Since I was in the area birding, I searched the Internet for other adventures in the area. I found Amboy. Here’s what’s there:
The Amboy Pharmacy with wood floors, a soda fountain and an old-fashioned candy rack full of hard-to-find candy bars. The specialty is the green river phosphate, but when I told the lady behind the counter that I’d come all the way from Crystal Lake to get one, she told me they were out. She recommended a chocolate soda instead. It took her a long time to make, and she complained that the stirring hurt her wrist. It was tasty, but I would have rather had the phosphate.
From the pharmacy, I went to Amboy City Park. In May, 1999, a storm knocked down a bunch of trees in the park. An Amboy couple has taken on the project of turning the stumps into carvings of famous people, animals, whatever they can think of. I parked and wandered around and, I think, took photos of them all — there are at least 21 of them. I won’t post them all. They were scattered around an area of about 15 acres and blended in with the trees. Somehow it managed to be goofy and cool at the same time.

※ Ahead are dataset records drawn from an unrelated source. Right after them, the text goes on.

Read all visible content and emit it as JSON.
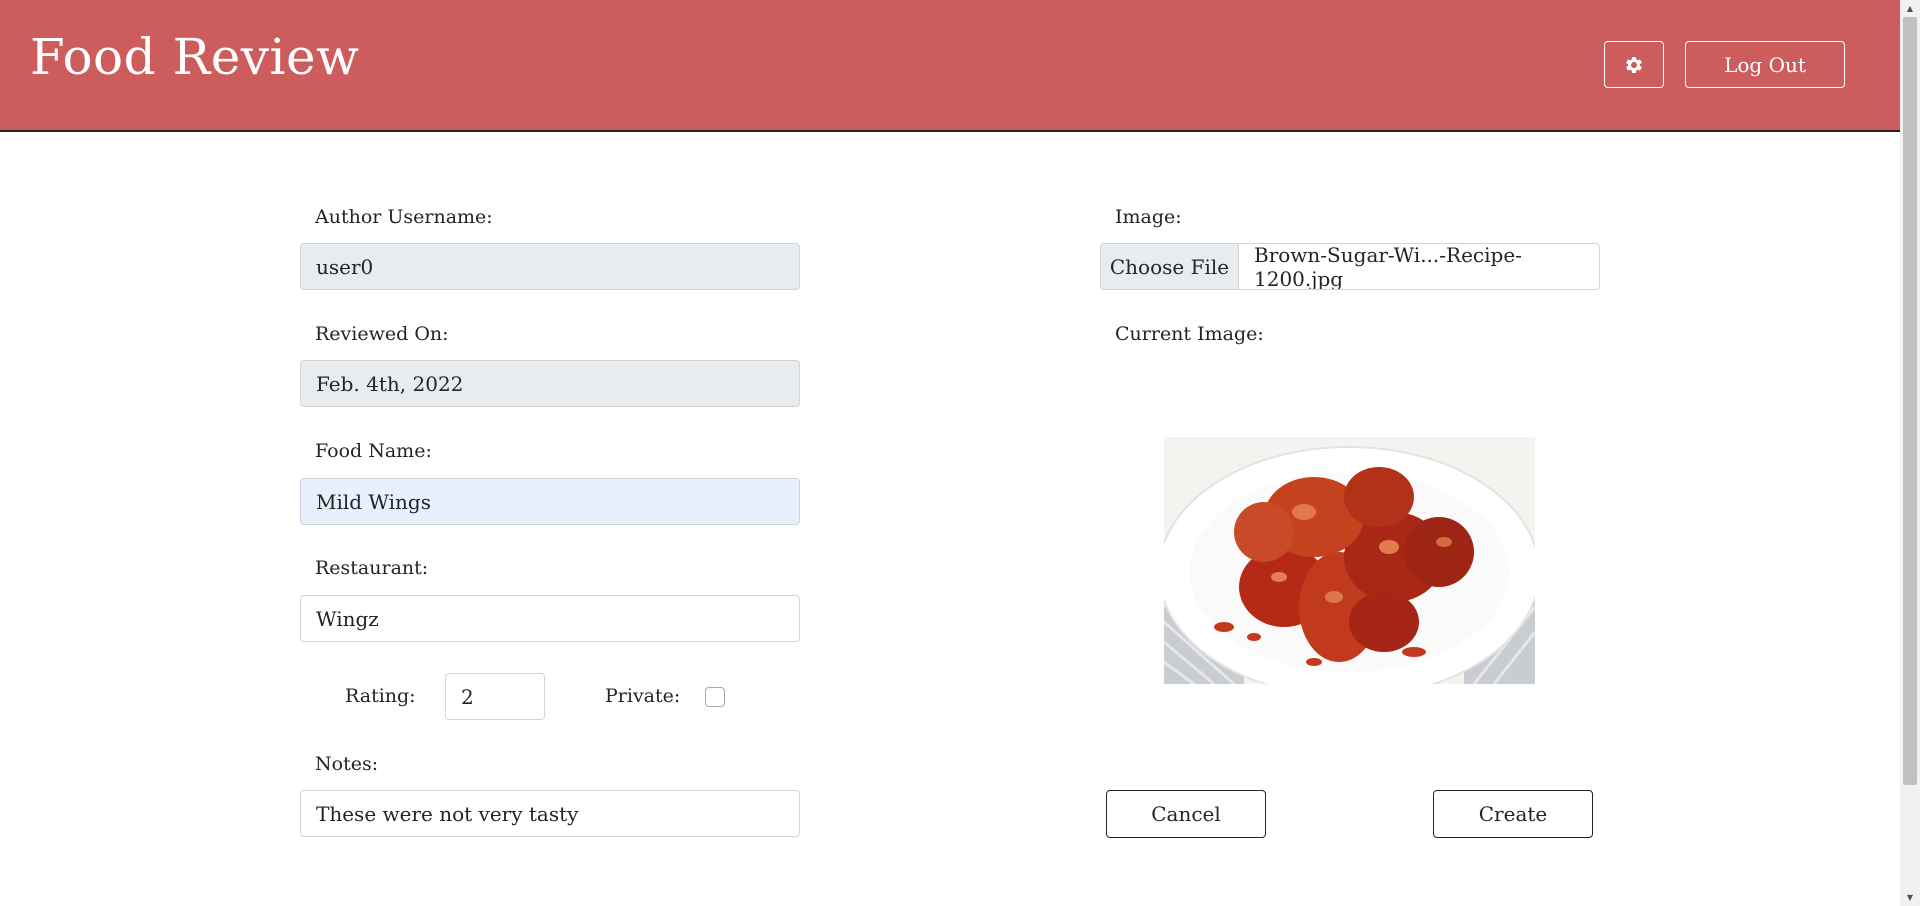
{
  "header": {
    "title": "Food Review",
    "settings_icon": "gear-icon",
    "logout_label": "Log Out"
  },
  "form": {
    "author_label": "Author Username:",
    "author_value": "user0",
    "reviewed_label": "Reviewed On:",
    "reviewed_value": "Feb. 4th, 2022",
    "food_label": "Food Name:",
    "food_value": "Mild Wings",
    "restaurant_label": "Restaurant:",
    "restaurant_value": "Wingz",
    "rating_label": "Rating:",
    "rating_value": "2",
    "private_label": "Private:",
    "private_checked": false,
    "notes_label": "Notes:",
    "notes_value": "These were not very tasty",
    "image_label": "Image:",
    "choose_file_label": "Choose File",
    "file_name": "Brown-Sugar-Wi...-Recipe-1200.jpg",
    "current_image_label": "Current Image:"
  },
  "actions": {
    "cancel_label": "Cancel",
    "create_label": "Create"
  },
  "colors": {
    "header_bg": "#cd5c5c",
    "readonly_bg": "#e9ecef",
    "autofill_bg": "#e8f0fe"
  }
}
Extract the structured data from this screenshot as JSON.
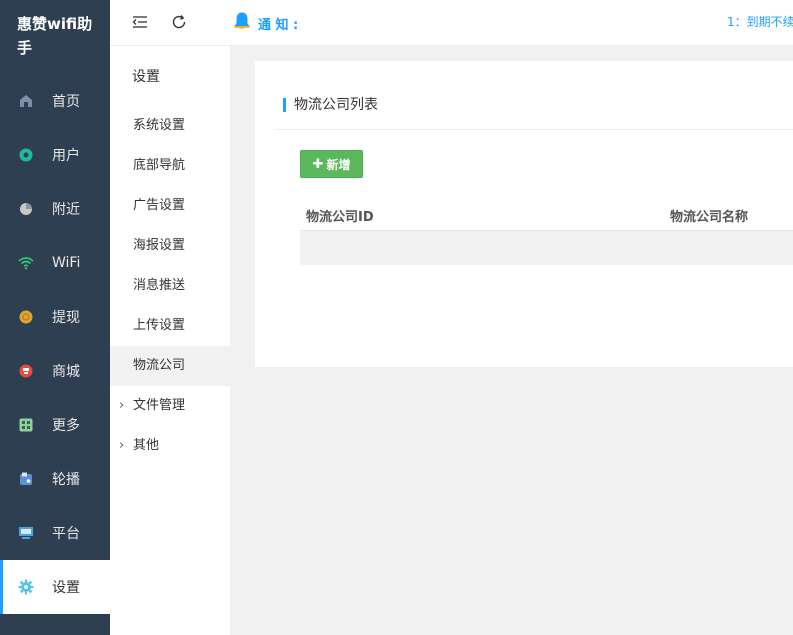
{
  "app": {
    "title": "惠赞wifi助手"
  },
  "sidebar": {
    "items": [
      {
        "label": "首页",
        "icon": "home-icon",
        "color": "#7a8fa8"
      },
      {
        "label": "用户",
        "icon": "user-icon",
        "color": "#1abc9c"
      },
      {
        "label": "附近",
        "icon": "nearby-icon",
        "color": "#c9c9c9"
      },
      {
        "label": "WiFi",
        "icon": "wifi-icon",
        "color": "#2ecc71"
      },
      {
        "label": "提现",
        "icon": "withdraw-icon",
        "color": "#e0a52e"
      },
      {
        "label": "商城",
        "icon": "shop-icon",
        "color": "#e74c3c"
      },
      {
        "label": "更多",
        "icon": "more-icon",
        "color": "#8fd19e"
      },
      {
        "label": "轮播",
        "icon": "carousel-icon",
        "color": "#5b8fd6"
      },
      {
        "label": "平台",
        "icon": "platform-icon",
        "color": "#4aa3df"
      },
      {
        "label": "设置",
        "icon": "settings-icon",
        "color": "#4fc3e8",
        "active": true
      }
    ]
  },
  "header": {
    "notice_label": "通 知 :",
    "marquee": "1：到期不续"
  },
  "subnav": {
    "title": "设置",
    "items": [
      {
        "label": "系统设置"
      },
      {
        "label": "底部导航"
      },
      {
        "label": "广告设置"
      },
      {
        "label": "海报设置"
      },
      {
        "label": "消息推送"
      },
      {
        "label": "上传设置"
      },
      {
        "label": "物流公司",
        "active": true
      },
      {
        "label": "文件管理",
        "expandable": true
      },
      {
        "label": "其他",
        "expandable": true
      }
    ]
  },
  "main": {
    "card_title": "物流公司列表",
    "add_button": "新增",
    "columns": [
      "物流公司ID",
      "物流公司名称"
    ]
  },
  "colors": {
    "accent": "#1e9fff",
    "sidebar_bg": "#2f3f52",
    "success": "#5cb85c"
  }
}
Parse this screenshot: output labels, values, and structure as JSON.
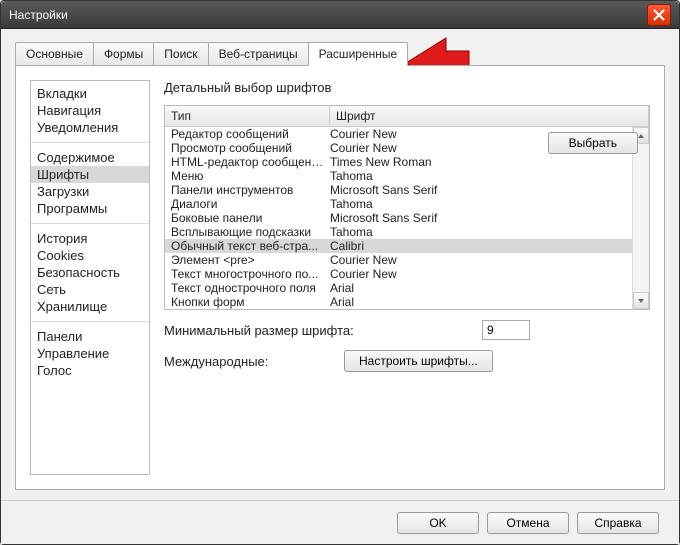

After leaving the park, I saw everything else there was to see in Amboy (except the Depot Museum, which was closed). First was the Mormon Cemetery where one of the wives of Brigham Young is buried. It took me a while to find it — it’s unmarked except for the fact that it’s on Mormon Road. There were a few broken and unreadable tombstones in a small clearing, and I couldn’t find the one that marked the grave of that unfortunate woman.
There were also two historical markers. I finally tracked them down on the exterior walls of a couple of taverns. The second building on the left is the site of the first Carson Pirie Scott store, opened by John L. Pirie and Samuel Carson in 1854. it’s now the Long Branch Saloon. The building on the right is Wayne’s Trackside East Tavern. Ironically, it has a plaque on the wall that say Joseph Smith’s son was ordained in a building on this site in 1860.